Paramanga ou Soungalo ? Juliette à l’affût

Au niveau des fins politiques, des apparatchiks du parti, aucun homme ou femme ne se détache du lot. Il y a plusieurs figures qui peuvent légitimement prétendre à la candidature. Si on exclut François Compaoré et Assimi Kouanda, très affaiblis par la controverse sur le sénat et l’article 37, on a trois personnalités à même de briguer la candidature. Il s’agit du président de l’Assemblée nationale, Soungalo Appolinaire Ouattara, le président du Conseil économique et social (CES), Paramanga Ernest Yonli et Juliette Bonkoungou, ex ambassadrice au Canada et conseillère politique du parti. Quels sont les atouts et les faiblesses de chacun de ses candidats putatifs ?

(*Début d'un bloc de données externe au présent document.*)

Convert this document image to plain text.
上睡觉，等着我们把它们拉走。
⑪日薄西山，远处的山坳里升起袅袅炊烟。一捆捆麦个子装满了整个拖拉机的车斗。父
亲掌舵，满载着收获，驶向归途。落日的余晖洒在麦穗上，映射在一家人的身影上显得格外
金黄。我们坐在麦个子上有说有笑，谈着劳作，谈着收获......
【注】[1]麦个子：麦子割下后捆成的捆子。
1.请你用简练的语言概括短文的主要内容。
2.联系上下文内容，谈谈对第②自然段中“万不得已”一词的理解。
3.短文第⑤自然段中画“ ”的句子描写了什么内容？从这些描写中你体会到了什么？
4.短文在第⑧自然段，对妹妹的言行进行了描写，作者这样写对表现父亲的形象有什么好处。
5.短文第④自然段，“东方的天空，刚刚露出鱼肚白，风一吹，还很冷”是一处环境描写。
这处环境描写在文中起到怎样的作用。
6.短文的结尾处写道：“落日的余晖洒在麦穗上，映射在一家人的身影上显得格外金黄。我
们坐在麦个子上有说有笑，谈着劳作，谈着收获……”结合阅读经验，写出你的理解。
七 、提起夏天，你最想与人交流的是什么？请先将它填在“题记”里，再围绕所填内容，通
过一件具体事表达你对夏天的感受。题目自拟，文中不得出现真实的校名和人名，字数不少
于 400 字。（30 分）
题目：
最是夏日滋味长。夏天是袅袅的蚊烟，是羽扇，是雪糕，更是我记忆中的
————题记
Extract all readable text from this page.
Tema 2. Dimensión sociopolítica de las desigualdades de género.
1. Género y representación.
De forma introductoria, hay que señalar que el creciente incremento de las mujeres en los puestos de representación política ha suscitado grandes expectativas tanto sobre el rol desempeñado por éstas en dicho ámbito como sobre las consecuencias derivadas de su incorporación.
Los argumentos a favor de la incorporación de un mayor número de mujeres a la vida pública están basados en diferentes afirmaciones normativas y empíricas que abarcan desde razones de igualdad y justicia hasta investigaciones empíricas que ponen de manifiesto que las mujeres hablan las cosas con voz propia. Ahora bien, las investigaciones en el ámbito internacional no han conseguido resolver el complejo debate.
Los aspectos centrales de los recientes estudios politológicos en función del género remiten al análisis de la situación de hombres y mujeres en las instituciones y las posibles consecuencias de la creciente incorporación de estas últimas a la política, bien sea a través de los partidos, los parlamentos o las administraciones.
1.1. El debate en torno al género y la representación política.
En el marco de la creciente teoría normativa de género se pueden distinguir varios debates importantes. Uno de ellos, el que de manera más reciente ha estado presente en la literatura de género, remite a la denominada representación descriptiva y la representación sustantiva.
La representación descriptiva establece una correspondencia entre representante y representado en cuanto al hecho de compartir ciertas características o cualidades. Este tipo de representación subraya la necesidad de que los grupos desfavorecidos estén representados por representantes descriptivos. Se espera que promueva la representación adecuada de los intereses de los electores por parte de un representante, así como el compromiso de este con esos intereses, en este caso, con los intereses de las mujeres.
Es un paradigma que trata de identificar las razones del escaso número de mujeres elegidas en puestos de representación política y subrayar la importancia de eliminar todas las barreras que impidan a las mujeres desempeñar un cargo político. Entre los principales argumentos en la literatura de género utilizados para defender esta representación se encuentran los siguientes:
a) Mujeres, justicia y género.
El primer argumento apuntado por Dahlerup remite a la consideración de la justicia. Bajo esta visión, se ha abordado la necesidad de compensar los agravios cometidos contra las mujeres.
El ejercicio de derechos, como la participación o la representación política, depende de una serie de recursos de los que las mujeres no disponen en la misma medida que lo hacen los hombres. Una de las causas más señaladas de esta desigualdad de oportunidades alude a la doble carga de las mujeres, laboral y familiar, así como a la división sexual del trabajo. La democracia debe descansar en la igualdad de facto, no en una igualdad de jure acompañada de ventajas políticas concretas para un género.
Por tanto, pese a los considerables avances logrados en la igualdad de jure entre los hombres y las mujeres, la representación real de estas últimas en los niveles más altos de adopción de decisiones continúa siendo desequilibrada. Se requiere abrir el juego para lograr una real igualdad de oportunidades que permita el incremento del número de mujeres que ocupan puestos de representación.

Soungalo : consensuel mais très régional
C’est l’homme politique le plus en vue dans le système de ces cinq dernières années. Il a fait une ascension fulgurante, gravissant presque tous les postes politiques en vue l’un après l’autre (secrétaire général de ministère, secrétaire général du gouvernement, ministre délégué, ministre, président de l’Assemblée nationale). Au niveau de sa région, il peut se targuer d’avoir une assise populaire en cultivant l’image d’un politique à l’écoute des gens, généreux et rassembleur à la différence de ses aînés locaux qui ont passé leur temps à entretenir des querelles de personnes ou de groupes. Il a réussi à faire une nette démarcation de style et de méthode d’avec les barons historiques locaux du parti (Thomas Sanou, Salia Sanou, Alfred Sanou, Koussoubé avant sa démission, etc.). Tout cela a joué dans la balance pour l’asseoir au perchoir de l’Assemblée nationale après les législatives de 2012. Pourtant, malgré sa position de deuxième personnage de l’Etat, Soungalo reste pour le moment confiné dans une posture de leader régional.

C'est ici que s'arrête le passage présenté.